Questo scenario si profila anche per il Partito Democratico, che si è scisso ancora una volta in tronconi utili solo a far naufragare il patto faticosamente raggiunto con il Movimento 5 Stelle. 

I risultati appaganti e ampiamente riconosciuti in Campania si ritrovano così annullati da una faida personale tra Rizieri Buonopane e Maurizio Petracca, entrambi desiderosi di mostrare la propria capacità di gestione del potere.

La vergogna appare palese, poiché i consiglieri e i sindaci del Pd, chiamati al voto per il Consiglio, la presidenza e l'Assemblea della Provincia, dimostrano quanto labile sia la propria convinzione ideologica se paragonata alla logica del tornaconto personale. 

Petracca non offre un bell'esempio di correttezza istituzionale nei confronti del partito che lo ha riconfermato in Regione, lasciando l'elettorato nel totale smarrimento e privo di punti di riferimento di cui potersi fidare.

RDM


sabato 6 giugno 2026

Avellino: una giunta nuova e di rottura non può considerare i soliti noti cambia casacca..!

 

La vecchia giunta di Gianluca Festa..!

La composizione della nuova giunta comunale solleva interrogativi di non poco conto sull'adeguatezza delle nomine rispetto alle reali competenze e ai trascorsi dei prescelti.

Nicola Giordano si distingue come l'unico componente dotato di una chiara attitudine per l'urbanistica, unita a una spiccata propensione per l'ispezione delle dinamiche interne a un'amministrazione comunale storicamente priva di regole chiare.

Una lacuna gestionale già ampiamente stigmatizzata dai numerosi commissari prefettizi che si sono succeduti nel tempo.

Proprio per questa sua natura spiccatamente operativa e per la solida esperienza maturata sul campo, la presidenza del Consiglio comunale appare come una collocazione del tutto inadatta a valorizzarne il potenziale.

Altrettanto fuori luogo appare l'assegnazione delle politiche sociali a Carlo Mele. 

Il passato solleva infatti forti perplessità, data la sistematica assenza di risposte, nel corso degli anni, alle reiterate richieste di un rendiconto trasparente sulle ingenti risorse economiche confluite nella Caritas. 

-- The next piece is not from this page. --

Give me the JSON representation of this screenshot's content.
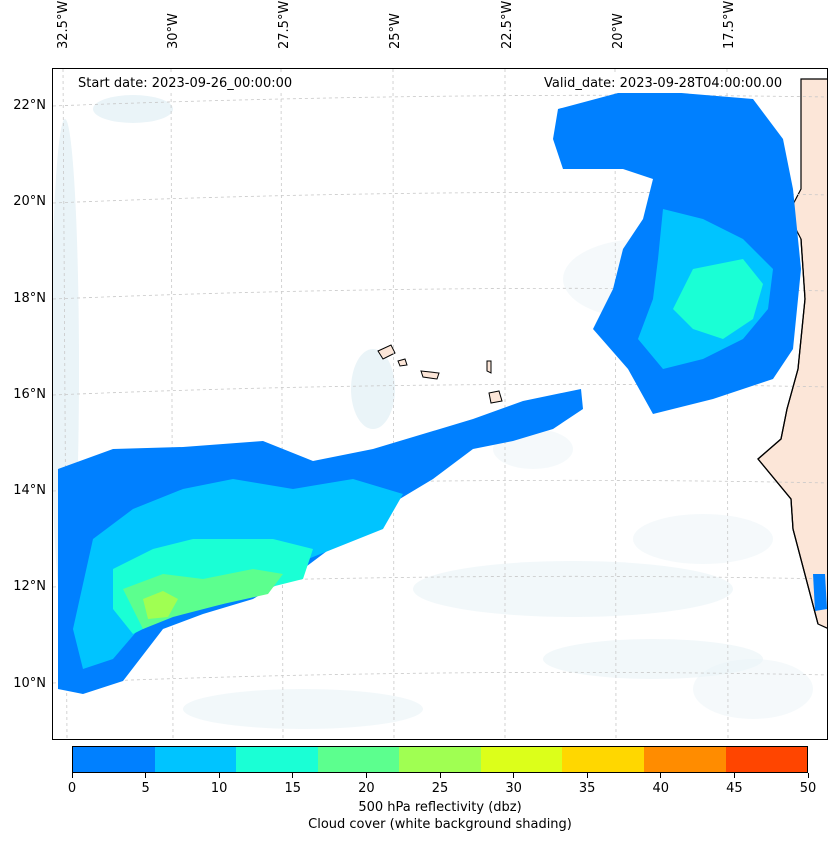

La gestione dell'ex direttore si è distinta anche per il divieto assoluto di intervistare i giovani volontari, che a dispetto della facciata solidaristica, percepivano un regolare emolumento per le attività richieste dalla struttura diocesana.

Se l'orizzonte di questo governo cittadino deve essere una consiliatura completa di cinque anni, la selezione della squadra di comando dovrebbe obbedire a un paradigma etico elementare.

I prescelti dovrebbero rispondere del proprio operato anzitutto sul piano morale, senza escludere le vicende giudiziarie passate e presenti. 

Un criterio di trasparenza talmente lineare da risultare comprensibile a chiunque, fatta eccezione, ovviamente, per i diretti interessati e per quella zona grigia della città finanche occupata da una parte del clero.